Ensure adequate funding for federal health programs in the FY08 and FY09 appropriations: Labor/HHS/Education Appropriations bill (including Title VII health professions and student loans) and VA healthcare and research).
Address inadequacies in public health programs and funding: Healthcare disparities, anti-smoking, vaccines (e.g. smallpox, influenza), CMS - Payment for the recently approved Herpes Zoster (Shingles) vaccine and its administration, DEA how e-prescribing systems can meet the Drug Enforcement Administrations (DEAs) prescription requirements under the Controlled Substances Act.
Provide loan debt relief for medical students through enhancements to existing programs and the creation of new programs: H.R. 1093, Resident Physician Shortage Reduction Act of 2007; S. 588, Resident Physician Shortage Reduction Act of 2007; S. 1066, Medical Education Affordability Act; Reauthorization of the Higher Education Act, including the restoration of the 20/220 pathway.
Preserving the safety net function of federally-funded health care programs, such as SCHIP: H.R. 5268, providing for a temporary increase of the Federal medical assistance percentage under the Medicaid Program.

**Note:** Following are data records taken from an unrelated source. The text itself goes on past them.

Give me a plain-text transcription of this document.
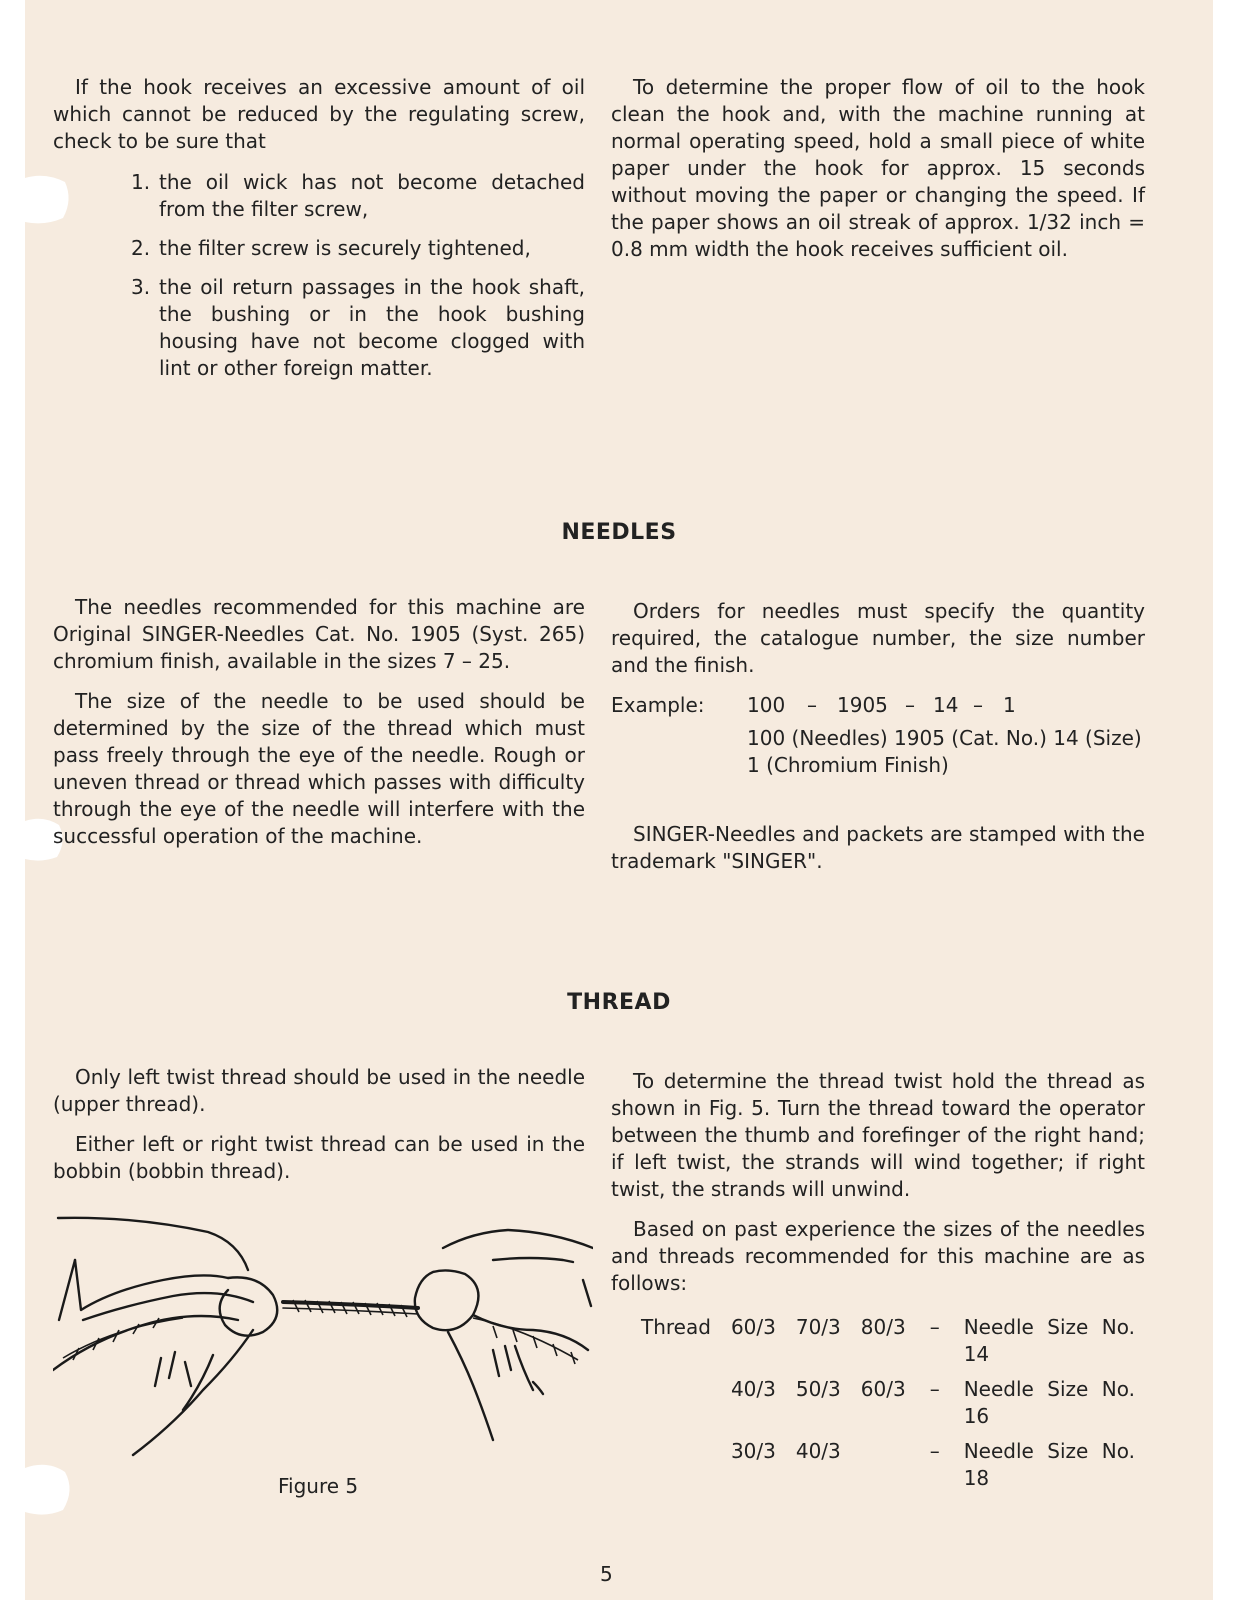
If the hook receives an excessive amount of oil which cannot be reduced by the regulating screw, check to be sure that

1. the oil wick has not become detached from the filter screw,
2. the filter screw is securely tightened,
3. the oil return passages in the hook shaft, the bushing or in the hook bushing housing have not become clogged with lint or other foreign matter.

To determine the proper flow of oil to the hook clean the hook and, with the machine running at normal operating speed, hold a small piece of white paper under the hook for approx. 15 seconds without moving the paper or changing the speed. If the paper shows an oil streak of approx. 1/32 inch = 0.8 mm width the hook receives sufficient oil.

NEEDLES

The needles recommended for this machine are Original SINGER-Needles Cat. No. 1905 (Syst. 265) chromium finish, available in the sizes 7 – 25.

The size of the needle to be used should be determined by the size of the thread which must pass freely through the eye of the needle. Rough or uneven thread or thread which passes with difficulty through the eye of the needle will interfere with the successful operation of the machine.

Orders for needles must specify the quantity required, the catalogue number, the size number and the finish.

Example: 100 – 1905 – 14 – 1
100 (Needles) 1905 (Cat. No.) 14 (Size)
1 (Chromium Finish)

SINGER-Needles and packets are stamped with the trademark "SINGER".

THREAD

Only left twist thread should be used in the needle (upper thread).

Either left or right twist thread can be used in the bobbin (bobbin thread).

Figure 5

To determine the thread twist hold the thread as shown in Fig. 5. Turn the thread toward the operator between the thumb and forefinger of the right hand; if left twist, the strands will wind together; if right twist, the strands will unwind.

Based on past experience the sizes of the needles and threads recommended for this machine are as follows:

Thread	60/3	70/3	80/3	–	Needle Size No. 14
	40/3	50/3	60/3	–	Needle Size No. 16
	30/3	40/3		–	Needle Size No. 18
5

Preserving access to primary care services: the impending shortage of primary care physicians, designation of primary care as a shortage profession, scholarships and loan forgiveness in exchange for primary care service commitments to practice in critical shortage areas, grants for medical school mentorship programs and primary care training in community health centers, increased Title VII funding for primary care health programs, Medicare payment reforms to support the Patient Centered Medical Home, regulatory relief, studies on primary care.
Agencies Lobbied
U.S. House of Representatives U.S. Senate Centers For Medicare and Medicaid Services (CMS) Health & Human Services - Dept of (HHS) President of the U.S.